Other works confront the period’s political repressions more directly. In M3x3 (1973), a video work by the Brazilian artist Analívia Cordeiro, bodies dance across a painted grid, bursting over its lines just as Cordeiro and her work burst through the strictures of Brazil’s military government (M3x3 is widely credited as Brazil’s first piece of video art). Acción del encierro (1968) was a “happening,” represented here in photographs, staged by Argentine Graciela Carnevale, in which she invited guests to the opening of an exhibition before locking them inside the venue and leaving. The guests escaped by persuading a passerby to break a window. In the midst of Juan Carlos Onganía’s dictatorship, the work forced the audience to participate in both art and their own emancipation.
Many of the women featured in Radical Women would not have described their work as “feminist”—in fact, among Latin America’s anti-imperialist and radical circles, feminism was often rejected as foreign and bourgeois. Mexico was the only Latin American country to have a feminist art movement during the period covered by the exhibition.
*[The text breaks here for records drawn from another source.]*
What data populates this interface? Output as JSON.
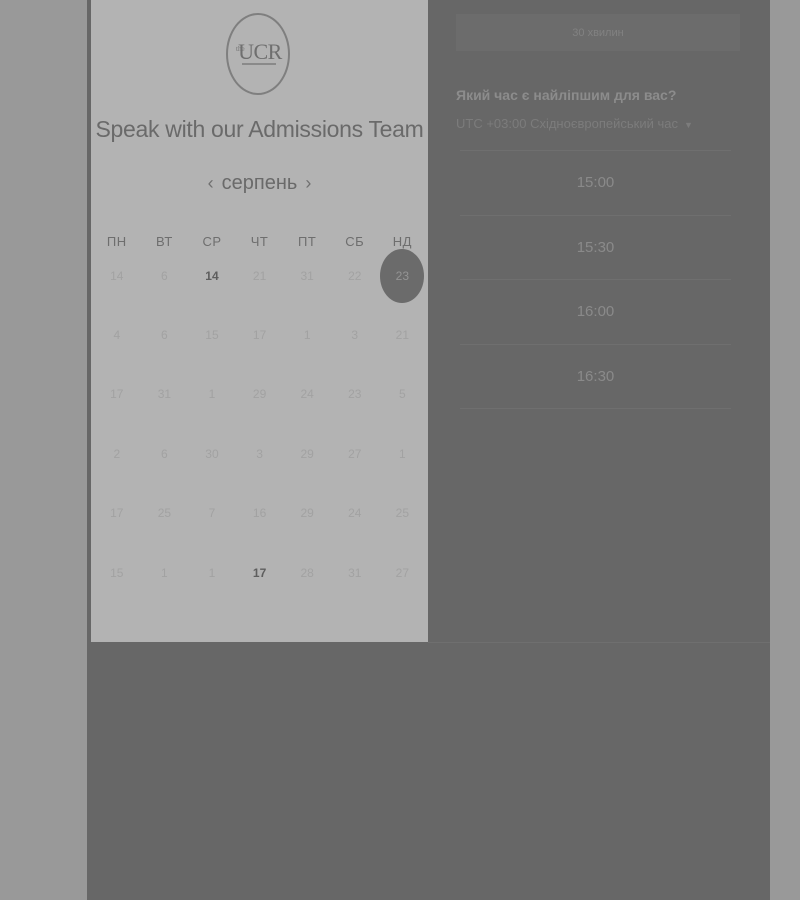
{
  "logo": {
    "text": "UCR",
    "sup": "the"
  },
  "header": {
    "title": "Speak with our Admissions Team"
  },
  "calendar": {
    "month": "серпень",
    "weekdays": [
      "ПН",
      "ВТ",
      "СР",
      "ЧТ",
      "ПТ",
      "СБ",
      "НД"
    ],
    "weeks": [
      [
        "14",
        "6",
        "14",
        "21",
        "31",
        "22",
        "23"
      ],
      [
        "4",
        "6",
        "15",
        "17",
        "1",
        "3",
        "21"
      ],
      [
        "17",
        "31",
        "1",
        "29",
        "24",
        "23",
        "5"
      ],
      [
        "2",
        "6",
        "30",
        "3",
        "29",
        "27",
        "1"
      ],
      [
        "17",
        "25",
        "7",
        "16",
        "29",
        "24",
        "25"
      ],
      [
        "15",
        "1",
        "1",
        "17",
        "28",
        "31",
        "27"
      ]
    ],
    "bold_days": [
      "0-2",
      "5-3"
    ],
    "selected_day": "0-6"
  },
  "booking": {
    "duration": "30 хвилин",
    "question": "Який час є найліпшим для вас?",
    "timezone": "UTC +03:00 Східноєвропейський час",
    "slots": [
      "15:00",
      "15:30",
      "16:00",
      "16:30"
    ]
  }
}
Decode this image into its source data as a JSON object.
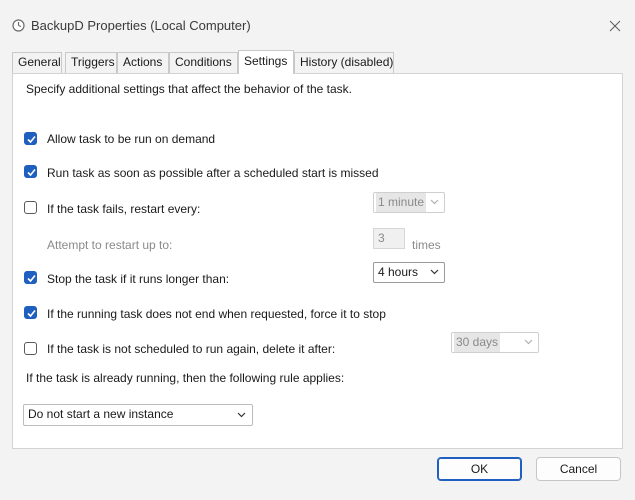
{
  "window": {
    "title": "BackupD Properties (Local Computer)"
  },
  "tabs": [
    {
      "label": "General"
    },
    {
      "label": "Triggers"
    },
    {
      "label": "Actions"
    },
    {
      "label": "Conditions"
    },
    {
      "label": "Settings"
    },
    {
      "label": "History (disabled)"
    }
  ],
  "active_tab": "Settings",
  "settings": {
    "description": "Specify additional settings that affect the behavior of the task.",
    "allow_on_demand": {
      "label": "Allow task to be run on demand",
      "checked": true
    },
    "run_asap": {
      "label": "Run task as soon as possible after a scheduled start is missed",
      "checked": true
    },
    "restart_on_fail": {
      "label": "If the task fails, restart every:",
      "checked": false,
      "interval": "1 minute"
    },
    "restart_attempts": {
      "label": "Attempt to restart up to:",
      "value": "3",
      "unit": "times"
    },
    "stop_if_longer": {
      "label": "Stop the task if it runs longer than:",
      "checked": true,
      "duration": "4 hours"
    },
    "force_stop": {
      "label": "If the running task does not end when requested, force it to stop",
      "checked": true
    },
    "delete_after": {
      "label": "If the task is not scheduled to run again, delete it after:",
      "checked": false,
      "duration": "30 days"
    },
    "running_rule_label": "If the task is already running, then the following rule applies:",
    "running_rule_value": "Do not start a new instance"
  },
  "buttons": {
    "ok": "OK",
    "cancel": "Cancel"
  },
  "colors": {
    "accent": "#1f5fbf",
    "background": "#f3f3f3",
    "panel": "#ffffff"
  }
}
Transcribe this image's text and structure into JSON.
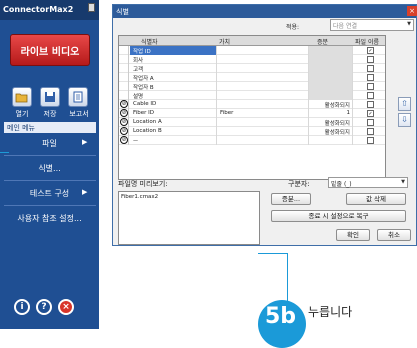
{
  "app": {
    "title": "ConnectorMax2",
    "live_video": "라이브 비디오",
    "icons": [
      {
        "icon": "open-icon",
        "label": "열기"
      },
      {
        "icon": "save-icon",
        "label": "저장"
      },
      {
        "icon": "report-icon",
        "label": "보고서"
      }
    ],
    "main_menu": "메인 메뉴",
    "menu": [
      "파일",
      "식별...",
      "테스트 구성",
      "사용자 참조 설정..."
    ],
    "footer_icons": [
      "info-icon",
      "help-icon",
      "close-icon"
    ]
  },
  "dialog": {
    "title": "식별",
    "apply_label": "적용:",
    "apply_value": "다음 연결",
    "columns": [
      "식별자",
      "가치",
      "증분",
      "파일 이름"
    ],
    "rows": [
      {
        "name": "작업 ID",
        "value": "",
        "inc": "",
        "file": true,
        "selected": true
      },
      {
        "name": "회사",
        "value": "",
        "inc": "",
        "file": false
      },
      {
        "name": "고객",
        "value": "",
        "inc": "",
        "file": false
      },
      {
        "name": "작업자 A",
        "value": "",
        "inc": "",
        "file": false
      },
      {
        "name": "작업자 B",
        "value": "",
        "inc": "",
        "file": false
      },
      {
        "name": "설명",
        "value": "",
        "inc": "",
        "file": false
      },
      {
        "name": "Cable ID",
        "value": "",
        "inc": "활성화되지",
        "file": false
      },
      {
        "name": "Fiber ID",
        "value": "Fiber",
        "inc": "1",
        "file": true
      },
      {
        "name": "Location A",
        "value": "",
        "inc": "활성화되지",
        "file": false
      },
      {
        "name": "Location B",
        "value": "",
        "inc": "활성화되지",
        "file": false
      },
      {
        "name": "ㅡ",
        "value": "",
        "inc": "",
        "file": false
      }
    ],
    "preview_label": "파일명 미리보기:",
    "preview_value": "Fiber1.cmax2",
    "separator_label": "구분자:",
    "separator_value": "밑줄 (_)",
    "btn_increment": "증분...",
    "btn_clear": "값 삭제",
    "btn_restore": "종료 시 설정으로 복구",
    "btn_ok": "확인",
    "btn_cancel": "취소"
  },
  "callout": {
    "step": "5b",
    "text": "누릅니다"
  }
}
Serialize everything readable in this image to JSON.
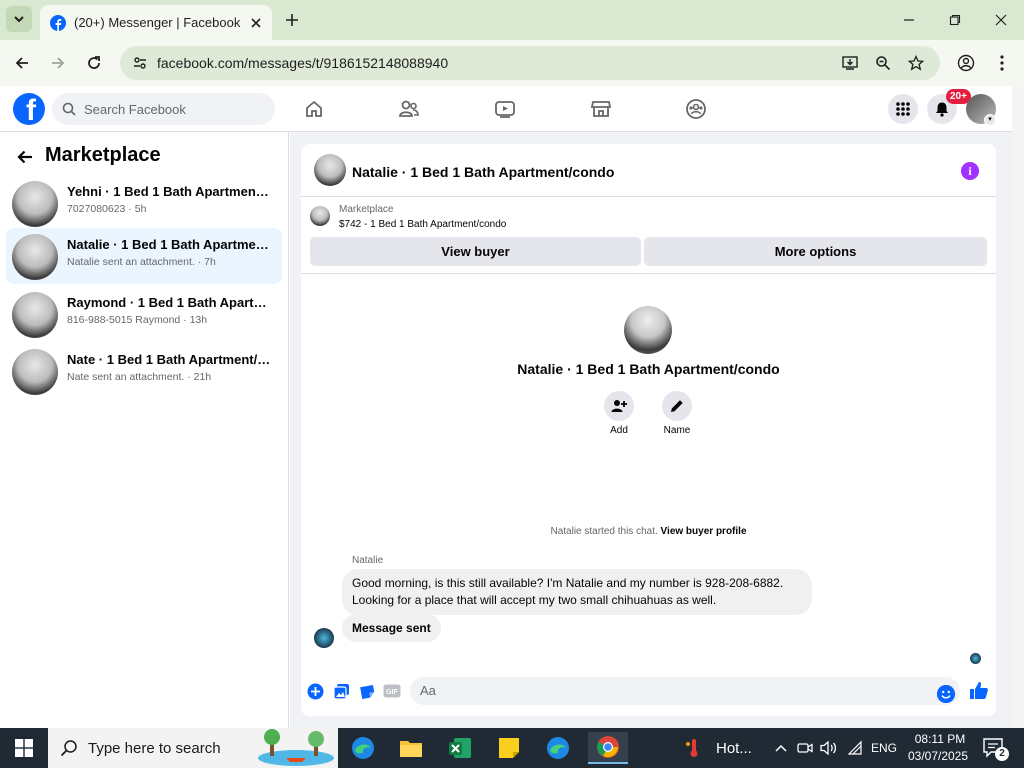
{
  "browser": {
    "tab_title": "(20+) Messenger | Facebook",
    "url": "facebook.com/messages/t/9186152148088940"
  },
  "header": {
    "search_placeholder": "Search Facebook",
    "notification_badge": "20+"
  },
  "sidebar": {
    "title": "Marketplace",
    "conversations": [
      {
        "name": "Yehni · 1 Bed 1 Bath Apartment/co...",
        "sub": "7027080623 · 5h",
        "active": false
      },
      {
        "name": "Natalie · 1 Bed 1 Bath Apartment/c...",
        "sub": "Natalie sent an attachment. · 7h",
        "active": true
      },
      {
        "name": "Raymond · 1 Bed 1 Bath Apartmen...",
        "sub": "816-988-5015 Raymond · 13h",
        "active": false
      },
      {
        "name": "Nate · 1 Bed 1 Bath Apartment/con...",
        "sub": "Nate sent an attachment. · 21h",
        "active": false
      }
    ]
  },
  "chat": {
    "title": "Natalie · 1 Bed 1 Bath Apartment/condo",
    "marketplace_label": "Marketplace",
    "listing": "$742 - 1 Bed 1 Bath Apartment/condo",
    "view_buyer": "View buyer",
    "more_options": "More options",
    "profile_name": "Natalie · 1 Bed 1 Bath Apartment/condo",
    "add_label": "Add",
    "name_label": "Name",
    "started_text": "Natalie started this chat.",
    "view_buyer_profile": "View buyer profile",
    "sender": "Natalie",
    "message_line1": "Good morning, is this still available? I'm Natalie and my number is 928-208-6882.",
    "message_line2": "Looking for a place that will accept my two small chihuahuas as well.",
    "reply": "Message sent",
    "composer_placeholder": "Aa"
  },
  "taskbar": {
    "search_text": "Type here to search",
    "weather": "Hot...",
    "lang": "ENG",
    "time": "08:11 PM",
    "date": "03/07/2025",
    "notif_count": "2"
  },
  "colors": {
    "fb_blue": "#0866ff",
    "active_conv": "#ebf5ff",
    "badge_red": "#e41e3f",
    "info_purple": "#a033ff"
  }
}
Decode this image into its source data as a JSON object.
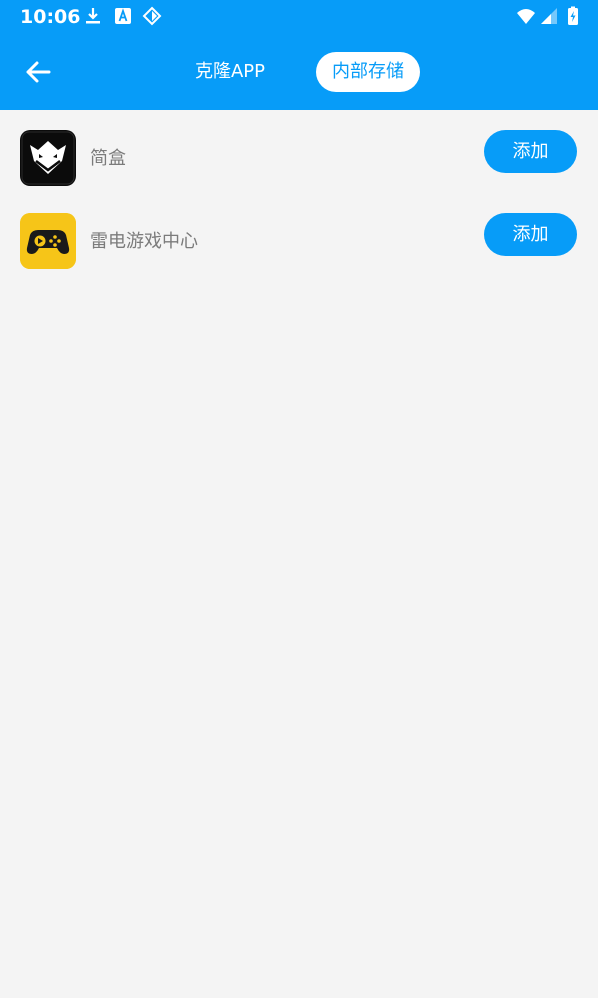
{
  "status_bar": {
    "time": "10:06",
    "left_icons": [
      "download-icon",
      "a-square-icon",
      "tag-icon"
    ],
    "right_icons": [
      "wifi-icon",
      "signal-icon",
      "battery-icon"
    ]
  },
  "header": {
    "back_icon": "arrow-left-icon",
    "tabs": [
      {
        "label": "克隆APP",
        "active": false
      },
      {
        "label": "内部存储",
        "active": true
      }
    ],
    "accent_color": "#079cf8"
  },
  "apps": [
    {
      "name": "简盒",
      "icon": "jianhe-app-icon",
      "button_label": "添加"
    },
    {
      "name": "雷电游戏中心",
      "icon": "gamepad-app-icon",
      "button_label": "添加"
    }
  ]
}
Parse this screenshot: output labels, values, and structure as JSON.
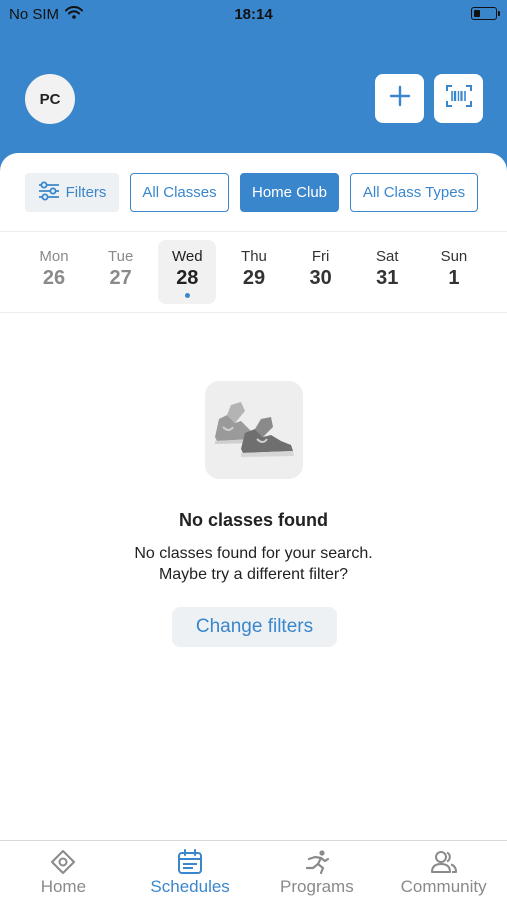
{
  "status_bar": {
    "carrier": "No SIM",
    "time": "18:14",
    "battery_level": 0.3
  },
  "header": {
    "avatar_initials": "PC",
    "add_icon": "plus-icon",
    "scan_icon": "barcode-scan-icon",
    "background_color": "#3a86cc"
  },
  "filters": {
    "filters_label": "Filters",
    "filters_icon": "sliders-icon",
    "chips": [
      {
        "label": "All Classes",
        "selected": false
      },
      {
        "label": "Home Club",
        "selected": true
      },
      {
        "label": "All Class Types",
        "selected": false
      }
    ]
  },
  "week": {
    "days": [
      {
        "name": "Mon",
        "date": "26",
        "state": "past"
      },
      {
        "name": "Tue",
        "date": "27",
        "state": "past"
      },
      {
        "name": "Wed",
        "date": "28",
        "state": "selected"
      },
      {
        "name": "Thu",
        "date": "29",
        "state": "future"
      },
      {
        "name": "Fri",
        "date": "30",
        "state": "future"
      },
      {
        "name": "Sat",
        "date": "31",
        "state": "future"
      },
      {
        "name": "Sun",
        "date": "1",
        "state": "future"
      }
    ]
  },
  "empty_state": {
    "icon": "sneakers-icon",
    "title": "No classes found",
    "message_line1": "No classes found for your search.",
    "message_line2": "Maybe try a different filter?",
    "button_label": "Change filters"
  },
  "tab_bar": {
    "tabs": [
      {
        "label": "Home",
        "icon": "home-icon",
        "active": false
      },
      {
        "label": "Schedules",
        "icon": "calendar-icon",
        "active": true
      },
      {
        "label": "Programs",
        "icon": "running-person-icon",
        "active": false
      },
      {
        "label": "Community",
        "icon": "people-icon",
        "active": false
      }
    ]
  },
  "colors": {
    "accent": "#3a86cc",
    "inactive_text": "#8a8a8a"
  }
}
But the show illustrates that if these women didn’t identify with the second-wave feminism that swept Europe and North America in the latter twentieth century, that was likely because they were already where feminists have arrived now. “What is now elegantly referred to as ‘intersectionality,’ we were discussing it in Mexico back then,” Mónica Mayer told the Los Angeles Times. In their radical reconception of the body and their opposition to repression of all kinds, neither beginning nor ending with womanhood, these artists were true pioneers of global feminism.
Radical Women sets out to rewrite art history and succeeds, but as the curators point out, this is only the beginning of the story; their research uncovered many more talented women artists whose work couldn’t be accommodated by the exhibition. We can hope to see the fruits of that research in future exhibitions. Meanwhile, Radical Women will open at the Brooklyn Museum in April 2018.
Radical Women: Latin American Art, 1960–1985 is on view at the Hammer Museum through December 31.